これだけ皆が喜んでくれているんだもの、”皆のため”になっているんだもの‥‥というばかりではない。一皮めくると焼き直しやハッタリだったとしても、情緒たっぷりでメロディアスでいい具合に”泣き”が入っているこれはこれで、結構気持ちいいものじゃん?そういうのを作れる自分ってたいしたものじゃん?という気になってくる。アーティスト自身が自分の創作にうっとりしてしまう。

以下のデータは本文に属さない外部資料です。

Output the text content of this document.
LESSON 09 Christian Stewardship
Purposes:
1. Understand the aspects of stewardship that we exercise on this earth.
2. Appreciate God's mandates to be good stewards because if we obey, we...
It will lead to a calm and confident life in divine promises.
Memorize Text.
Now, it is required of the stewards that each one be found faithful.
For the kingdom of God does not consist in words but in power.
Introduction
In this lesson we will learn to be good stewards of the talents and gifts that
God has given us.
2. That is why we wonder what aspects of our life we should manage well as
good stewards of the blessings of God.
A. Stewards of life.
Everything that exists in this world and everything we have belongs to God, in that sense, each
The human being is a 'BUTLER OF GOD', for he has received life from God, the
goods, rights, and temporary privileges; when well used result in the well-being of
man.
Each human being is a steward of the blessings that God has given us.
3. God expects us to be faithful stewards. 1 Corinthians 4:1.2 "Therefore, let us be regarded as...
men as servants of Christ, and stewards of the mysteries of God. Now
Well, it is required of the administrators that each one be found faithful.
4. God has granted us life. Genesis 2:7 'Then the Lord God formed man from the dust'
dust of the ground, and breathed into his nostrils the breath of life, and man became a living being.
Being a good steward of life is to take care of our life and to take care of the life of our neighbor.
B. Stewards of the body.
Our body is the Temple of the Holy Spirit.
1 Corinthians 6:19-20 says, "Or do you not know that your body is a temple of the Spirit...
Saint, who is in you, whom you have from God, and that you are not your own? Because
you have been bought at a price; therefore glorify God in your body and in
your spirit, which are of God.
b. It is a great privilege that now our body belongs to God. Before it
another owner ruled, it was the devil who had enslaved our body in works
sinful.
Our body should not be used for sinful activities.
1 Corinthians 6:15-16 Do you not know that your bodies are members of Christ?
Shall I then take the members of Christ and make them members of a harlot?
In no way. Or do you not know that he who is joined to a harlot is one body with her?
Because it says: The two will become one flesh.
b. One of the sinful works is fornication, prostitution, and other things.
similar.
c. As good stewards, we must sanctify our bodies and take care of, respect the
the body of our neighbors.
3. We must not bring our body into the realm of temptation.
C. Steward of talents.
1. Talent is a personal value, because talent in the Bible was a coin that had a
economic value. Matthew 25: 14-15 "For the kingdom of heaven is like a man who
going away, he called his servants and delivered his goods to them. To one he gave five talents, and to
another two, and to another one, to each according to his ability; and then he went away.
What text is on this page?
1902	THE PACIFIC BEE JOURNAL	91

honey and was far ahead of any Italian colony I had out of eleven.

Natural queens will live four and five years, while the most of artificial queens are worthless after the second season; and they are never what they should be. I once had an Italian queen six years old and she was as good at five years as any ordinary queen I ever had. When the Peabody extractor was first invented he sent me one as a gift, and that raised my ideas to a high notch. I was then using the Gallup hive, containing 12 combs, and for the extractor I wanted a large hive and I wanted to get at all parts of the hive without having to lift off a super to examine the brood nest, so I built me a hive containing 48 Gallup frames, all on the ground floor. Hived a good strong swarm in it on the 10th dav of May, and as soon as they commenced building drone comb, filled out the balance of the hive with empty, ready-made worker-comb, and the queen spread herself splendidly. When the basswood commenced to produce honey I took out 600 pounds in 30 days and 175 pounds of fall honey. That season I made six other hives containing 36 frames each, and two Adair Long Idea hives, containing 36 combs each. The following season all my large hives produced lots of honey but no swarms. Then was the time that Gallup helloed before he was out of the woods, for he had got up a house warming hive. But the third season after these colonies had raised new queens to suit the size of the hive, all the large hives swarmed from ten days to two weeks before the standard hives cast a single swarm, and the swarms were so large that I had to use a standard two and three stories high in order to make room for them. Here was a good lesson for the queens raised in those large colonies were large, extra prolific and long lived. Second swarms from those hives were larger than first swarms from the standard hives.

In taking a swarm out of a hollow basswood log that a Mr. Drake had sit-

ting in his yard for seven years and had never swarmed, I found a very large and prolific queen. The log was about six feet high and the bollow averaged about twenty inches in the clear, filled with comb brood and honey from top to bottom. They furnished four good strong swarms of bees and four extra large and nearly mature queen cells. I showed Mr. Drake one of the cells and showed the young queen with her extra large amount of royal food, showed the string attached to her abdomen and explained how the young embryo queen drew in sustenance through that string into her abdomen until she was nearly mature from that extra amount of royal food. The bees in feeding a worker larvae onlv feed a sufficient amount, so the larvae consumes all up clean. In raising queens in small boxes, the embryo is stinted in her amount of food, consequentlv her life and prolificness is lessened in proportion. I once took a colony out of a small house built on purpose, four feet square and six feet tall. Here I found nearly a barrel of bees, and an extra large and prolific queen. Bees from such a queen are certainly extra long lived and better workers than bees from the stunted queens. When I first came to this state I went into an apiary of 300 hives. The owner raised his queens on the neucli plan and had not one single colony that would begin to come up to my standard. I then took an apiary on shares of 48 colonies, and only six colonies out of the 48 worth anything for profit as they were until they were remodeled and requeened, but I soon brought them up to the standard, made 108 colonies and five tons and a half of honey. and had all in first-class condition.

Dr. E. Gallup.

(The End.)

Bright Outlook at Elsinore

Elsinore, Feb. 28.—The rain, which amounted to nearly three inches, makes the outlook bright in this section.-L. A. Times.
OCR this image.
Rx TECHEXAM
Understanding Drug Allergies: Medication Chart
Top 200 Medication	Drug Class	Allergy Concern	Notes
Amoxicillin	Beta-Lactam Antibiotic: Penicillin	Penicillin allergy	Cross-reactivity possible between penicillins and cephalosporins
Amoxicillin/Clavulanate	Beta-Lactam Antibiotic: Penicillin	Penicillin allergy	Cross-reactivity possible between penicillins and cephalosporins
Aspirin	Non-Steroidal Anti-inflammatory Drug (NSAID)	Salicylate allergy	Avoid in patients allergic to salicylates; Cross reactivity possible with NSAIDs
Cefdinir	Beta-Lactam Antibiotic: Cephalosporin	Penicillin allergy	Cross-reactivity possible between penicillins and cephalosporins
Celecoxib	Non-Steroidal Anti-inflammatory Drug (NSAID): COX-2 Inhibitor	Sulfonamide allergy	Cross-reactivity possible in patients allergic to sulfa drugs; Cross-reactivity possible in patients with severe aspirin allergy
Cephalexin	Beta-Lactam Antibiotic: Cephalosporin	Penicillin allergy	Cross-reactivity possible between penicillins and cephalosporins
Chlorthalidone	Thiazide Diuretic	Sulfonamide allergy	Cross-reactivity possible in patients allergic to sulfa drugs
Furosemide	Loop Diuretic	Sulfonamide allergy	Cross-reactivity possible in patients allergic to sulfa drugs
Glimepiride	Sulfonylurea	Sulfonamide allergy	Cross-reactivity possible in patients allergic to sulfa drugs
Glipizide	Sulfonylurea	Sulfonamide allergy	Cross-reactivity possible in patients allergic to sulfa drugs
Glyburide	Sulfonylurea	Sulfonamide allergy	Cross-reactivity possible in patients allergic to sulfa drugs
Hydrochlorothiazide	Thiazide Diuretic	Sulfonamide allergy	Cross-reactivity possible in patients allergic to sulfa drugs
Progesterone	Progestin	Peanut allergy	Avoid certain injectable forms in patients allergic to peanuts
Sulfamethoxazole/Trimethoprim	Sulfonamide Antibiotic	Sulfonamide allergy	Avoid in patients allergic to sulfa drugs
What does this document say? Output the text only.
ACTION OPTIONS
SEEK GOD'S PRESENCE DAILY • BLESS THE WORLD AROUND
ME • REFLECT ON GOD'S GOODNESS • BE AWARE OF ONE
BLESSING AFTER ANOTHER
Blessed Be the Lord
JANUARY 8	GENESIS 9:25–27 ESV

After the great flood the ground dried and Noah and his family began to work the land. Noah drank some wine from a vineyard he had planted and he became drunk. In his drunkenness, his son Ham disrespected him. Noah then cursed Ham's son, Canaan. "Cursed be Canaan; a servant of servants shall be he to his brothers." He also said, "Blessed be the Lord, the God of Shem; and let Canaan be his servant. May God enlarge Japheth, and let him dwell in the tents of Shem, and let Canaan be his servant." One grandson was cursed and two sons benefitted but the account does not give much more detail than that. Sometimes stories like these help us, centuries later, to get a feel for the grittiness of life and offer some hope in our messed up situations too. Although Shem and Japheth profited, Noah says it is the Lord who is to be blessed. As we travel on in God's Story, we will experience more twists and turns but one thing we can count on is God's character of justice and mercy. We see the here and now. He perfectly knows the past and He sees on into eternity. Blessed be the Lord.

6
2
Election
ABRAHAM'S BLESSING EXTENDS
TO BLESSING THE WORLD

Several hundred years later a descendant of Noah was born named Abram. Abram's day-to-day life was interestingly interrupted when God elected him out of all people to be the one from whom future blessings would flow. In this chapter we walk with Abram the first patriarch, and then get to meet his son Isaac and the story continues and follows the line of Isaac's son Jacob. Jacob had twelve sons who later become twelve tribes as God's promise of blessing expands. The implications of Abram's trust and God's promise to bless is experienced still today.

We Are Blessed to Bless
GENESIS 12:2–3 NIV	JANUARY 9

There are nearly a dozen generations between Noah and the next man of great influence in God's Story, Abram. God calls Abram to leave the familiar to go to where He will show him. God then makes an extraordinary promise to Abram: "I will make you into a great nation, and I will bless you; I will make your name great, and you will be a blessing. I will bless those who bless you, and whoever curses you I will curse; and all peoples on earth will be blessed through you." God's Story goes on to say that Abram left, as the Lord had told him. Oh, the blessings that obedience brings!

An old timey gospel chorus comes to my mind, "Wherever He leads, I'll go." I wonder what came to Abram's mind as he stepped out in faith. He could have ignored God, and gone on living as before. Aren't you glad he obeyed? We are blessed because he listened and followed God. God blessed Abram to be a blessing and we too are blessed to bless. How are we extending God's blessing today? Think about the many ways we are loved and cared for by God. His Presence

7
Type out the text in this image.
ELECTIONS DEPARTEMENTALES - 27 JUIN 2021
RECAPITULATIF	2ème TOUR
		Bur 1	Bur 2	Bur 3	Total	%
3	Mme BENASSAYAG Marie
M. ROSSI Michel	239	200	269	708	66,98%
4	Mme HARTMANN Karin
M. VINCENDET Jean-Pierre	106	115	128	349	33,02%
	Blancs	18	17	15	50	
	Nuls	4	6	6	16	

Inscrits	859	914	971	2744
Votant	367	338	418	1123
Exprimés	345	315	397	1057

そういう仕事でそれなりの報酬を得たりしていると、多くの人がついてこれない”先端”で孤独な創作に打ち込んでいる人々からは、「あいつは悪魔に魂を売り渡した」などと言われることはある。何が悪いんだ、売れたもの勝ちだと思っても、どこかで節を曲げてしまったなという思いは掠めるかもしれない。
新垣隆氏のことを言っているのではもちろんない。私もかつて現代美術の分野にいて自分の中の悪魔の囁きを聞いたことがまったくないとは言えないし、現代美術なんか捨ててそちらに行った人を何人も見てきた。書いていてそれを思い出した。
ちなみに90年代以降は、「対象を巧みに描ける」技術を現代美術に積極的に取り込む傾向が、福田美蘭や会田誠などをはじめとして藝大系の作家たちから出てきた。これも、「前衛」が終わって過去のあらゆるものが呼び出されている例というだけでなく、受験期に身につけたやたら高度な描写技術を持て余して(この「お宝」を眠らせとくのはもったいない)のこともあるのではないかと思う。


私事だが私は今、美術の”イージーリスニング”技術を、身近な人のために時たま使っている。デザイン専門学校のクロッキーの時間に学生を描いてあげたり、家族の求めに応じて肖像画を描いたり。
相手が喜んでくれるのはちょっと嬉しい。

*1:一方で、クラシック聴きまくり→現代音楽に到達というセオリー通りの鑑賞態度でなくても、現代音楽を楽しめているという人も中にはいると思う。私の友人はヒカシューを通じてジョン・ゾーンに出会ったし、プログレや民族音楽を聴いていて前衛音楽好きになった人もいる。(昔の)ニューウェイブとかプログレとか民族音楽自体、市場は限られているじゃないかと言えばそうだが、別に音楽史をなぞるような聴き方をしなければ先端には触れられない、というわけではないだろう。ただ、その機会は比較的少ないということだ。

*2:芥川也寸志は?團伊玖磨は?黛敏郎は?と言われそうだが、彼らと武満徹以下の人々とは決定的に違うように思う。ジョン・ケージ以前と以後の違いというか(黛敏郎はケージの紹介はしたけれども、それ以後の新しい音楽を切り開いた作曲家とは言えないだろう)。